Influence du néo-positivisme :

Le néo-positivisme a joué un rôle majeur dans la philosophie des sciences du 20e siècle, en insistant sur la rigueur logique et la vérifiabilité des propositions scientifiques. Il a également influencé des domaines comme la linguistique (notamment avec la théorie du sens et de la signification de Carnap) et la psychologie scientifique.
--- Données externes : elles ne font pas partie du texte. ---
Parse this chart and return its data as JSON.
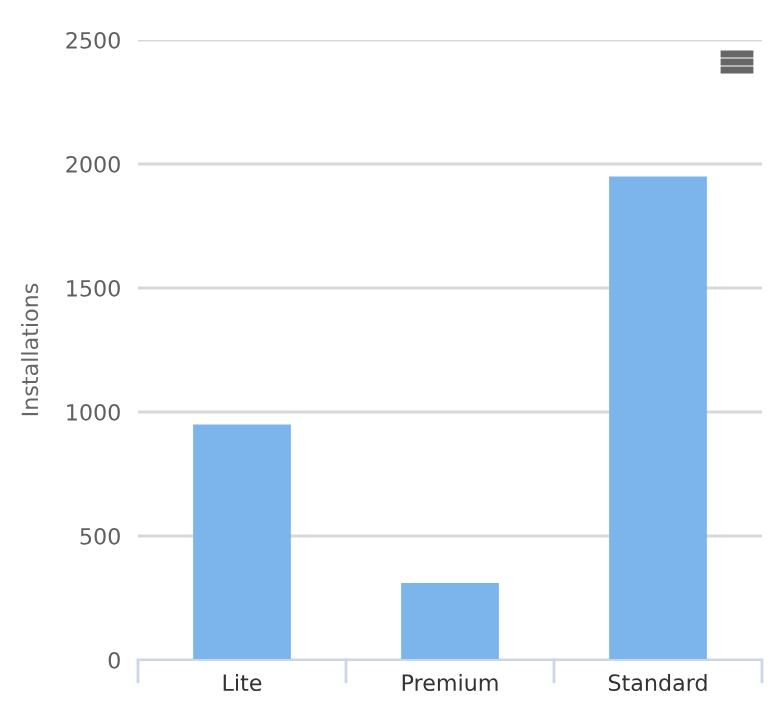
{
  "chart_data": {
    "type": "bar",
    "ylabel": "Installations",
    "categories": [
      "Lite",
      "Premium",
      "Standard"
    ],
    "series": [
      {
        "color": "#7cb5ec",
        "values": [
          950,
          310,
          1950
        ]
      }
    ],
    "ylim": [
      0,
      2500
    ],
    "yticks": [
      0,
      500,
      1000,
      1500,
      2000,
      2500
    ],
    "grid": "y",
    "legend": false
  }
}
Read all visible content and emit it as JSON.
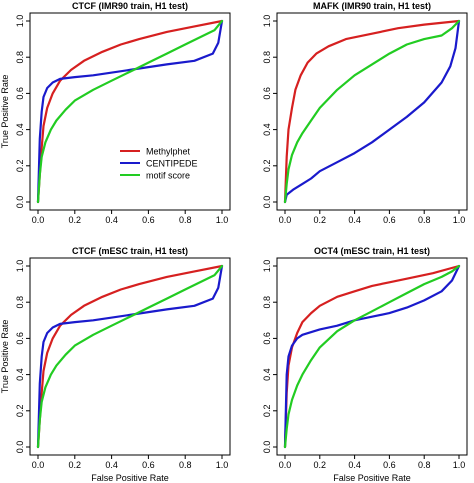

3. Différences entre le positivisme et le néo-positivisme :

  • Évolution de la méthodologie : Tandis que le positivisme classique de Comte se concentre sur l'observation des faits et des lois générales, le néo-positivisme introduit la notion de falsifiabilité et de vérifiabilité, ce qui permet de mieux distinguer ce qui est scientifique de ce qui ne l'est pas.
  • Philosophie des sciences sociales : Le positivisme, en particulier avec Comte, cherchait à appliquer des méthodes scientifiques strictes aux sciences sociales. Le néo-positivisme, bien que partageant cette idée, a introduit la distinction plus claire entre les types de théories et de méthodes, en mettant davantage l'accent sur les structures logiques des propositions scientifiques.
  • Rôle des mathématiques et de la logique : Le néo-positivisme se distingue du positivisme par son accent sur les mathématiques et la logique comme outils essentiels pour structurer la connaissance scientifique, tandis que le positivisme classique de Comte ne mettait pas autant en avant ces outils.

Conclusion

Le positivisme et le néo-positivisme ont joué un rôle déterminant dans la construction de la pensée scientifique du 20e siècle. Le positivisme a permis de fonder la science moderne sur des principes d'observation empirique et de recherche de lois naturelles, tandis que le néo-positivisme, en introduisant la logique et la vérifiabilité, a fourni des outils pour analyser et structurer de manière plus précise les connaissances scientifiques. Cependant, ces courants ont aussi été critiqués, notamment pour leur rejet des dimensions subjectives de l'expérience humaine, ce qui a conduit à des évolutions et des débats dans la philosophie des sciences et des sciences sociales.